First-world problems are those little things we find wrong, when mostly everything in our lives is right. The “long” walk from our dorm to our classrooms at the college we are lucky to attend, our slightly cracked iPhone screens, and our Peirce chicken that is drier than the Sahara Desert …they’re all first-world problems we allow ourselves to complain about, because it’s easy and we’re frustrated and tired and stressed. That’s not to say that cutting your fingers every time you touch your phone and shivering every time you leave your room aren’t unpleasant, they certainly are. People generally do not aspire to be cold or wish for broken cell phones. However, just because something is undesirable does not mean that it is worthy of constant complaints. Whether people are aware of your annoyance with life’s most minute details or not, they probably don’t care to hear about how miserable you are because of the silly little things in life. We’re pretty much all in the same boat: at a beautiful liberal arts college where the shower temperatures are slightly inconsistent, slowly trying to earn our diploma. We’ve probably all struggled with the exact same first-world problems, but that does not make them any more valid or important.

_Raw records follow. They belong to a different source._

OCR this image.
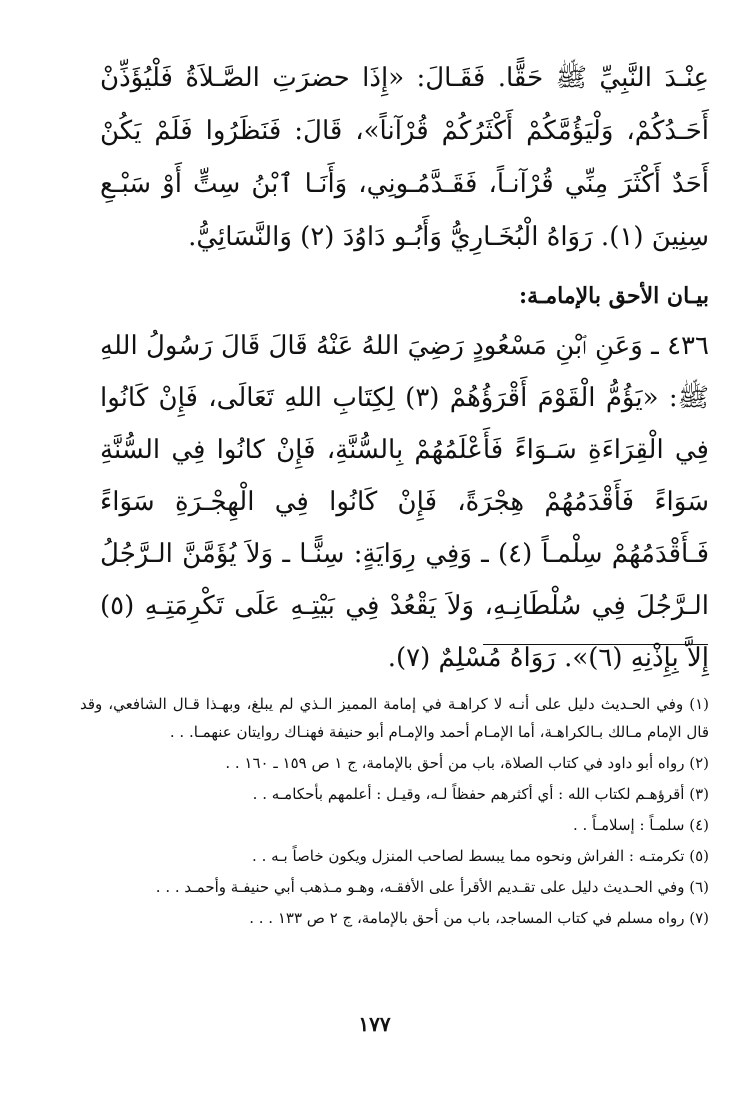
عِنْـدَ النَّبِيِّ ﷺ حَقًّا. فَقَـالَ: «إِذَا حضرَتِ الصَّـلاَةُ فَلْيُؤَذِّنْ أَحَـدُكُمْ، وَلْيَؤُمَّكُمْ أَكْثَرُكُمْ قُرْآناً»، قَالَ: فَنَظَرُوا فَلَمْ يَكُنْ أَحَدٌ أَكْثَرَ مِنِّي قُرْآنـاً، فَقَـدَّمُـونِي، وَأَنَـا ٱبْنُ سِتٍّ أَوْ سَبْـعِ سِنِينَ (١). رَوَاهُ الْبُخَـارِيُّ وَأَبُـو دَاوُدَ (٢) وَالنَّسَائِيُّ.

بيـان الأحق بالإمامـة:

٤٣٦ ـ وَعَنِ ٱبْنِ مَسْعُودٍ رَضِيَ اللهُ عَنْهُ قَالَ قَالَ رَسُولُ اللهِ ﷺ: «يَؤُمُّ الْقَوْمَ أَقْرَؤُهُمْ (٣) لِكِتَابِ اللهِ تَعَالَى، فَإِنْ كَانُوا فِي الْقِرَاءَةِ سَـوَاءً فَأَعْلَمُهُمْ بِالسُّنَّةِ، فَإِنْ كانُوا فِي السُّنَّةِ سَوَاءً فَأَقْدَمُهُمْ هِجْرَةً، فَإِنْ كَانُوا فِي الْهِجْـرَةِ سَوَاءً فَـأَقْدَمُهُمْ سِلْمـاً (٤) ـ وَفِي رِوَايَةٍ: سِنًّـا ـ وَلاَ يُؤَمَّنَّ الـرَّجُلُ الـرَّجُلَ فِي سُلْطَانِـهِ، وَلاَ يَقْعُدْ فِي بَيْتِـهِ عَلَى تَكْرِمَتِـهِ (٥) إِلاَّ بِإِذْنِهِ (٦)». رَوَاهُ مُسْلِمٌ (٧).

(١) وفي الحـديث دليل على أنـه لا كراهـة في إمامة المميز الـذي لم يبلغ، وبهـذا قـال الشافعي، وقد قال الإمام مـالك بـالكراهـة، أما الإمـام أحمد والإمـام أبو حنيفة فهنـاك روايتان عنهمـا. . .

(٢) رواه أبو داود في كتاب الصلاة، باب من أحق بالإمامة، ج ١ ص ١٥٩ ـ ١٦٠ . .

(٣) أقرؤهـم لكتاب الله : أي أكثرهم حفظاً لـه، وقيـل : أعلمهم بأحكامـه . .

(٤) سلمـاً : إسلامـاً . .

(٥) تكرمتـه : الفراش ونحوه مما يبسط لصاحب المنزل ويكون خاصاً بـه . .

(٦) وفي الحـديث دليل على تقـديم الأقرأ على الأفقـه، وهـو مـذهب أبي حنيفـة وأحمـد . . .

(٧) رواه مسلم في كتاب المساجد، باب من أحق بالإمامة، ج ٢ ص ١٣٣ . . .

١٧٧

No matter how common it is to complain about the little, annoying things that happen throughout the day, it makes us all sound a little spoiled. It’s hard to say that, at our beautiful college where we are receiving an outstanding education, it’s a real “problem” that we have to walk ten minutes to class or 15 to the KAC. So the next time you whip out your phone to advertise your negative feelings about Peirce rice or the length of Middle Path on Yik Yak, remember how lucky you are to be here. No matter how frustrating those little things are, they’re nothing more than first-world problems.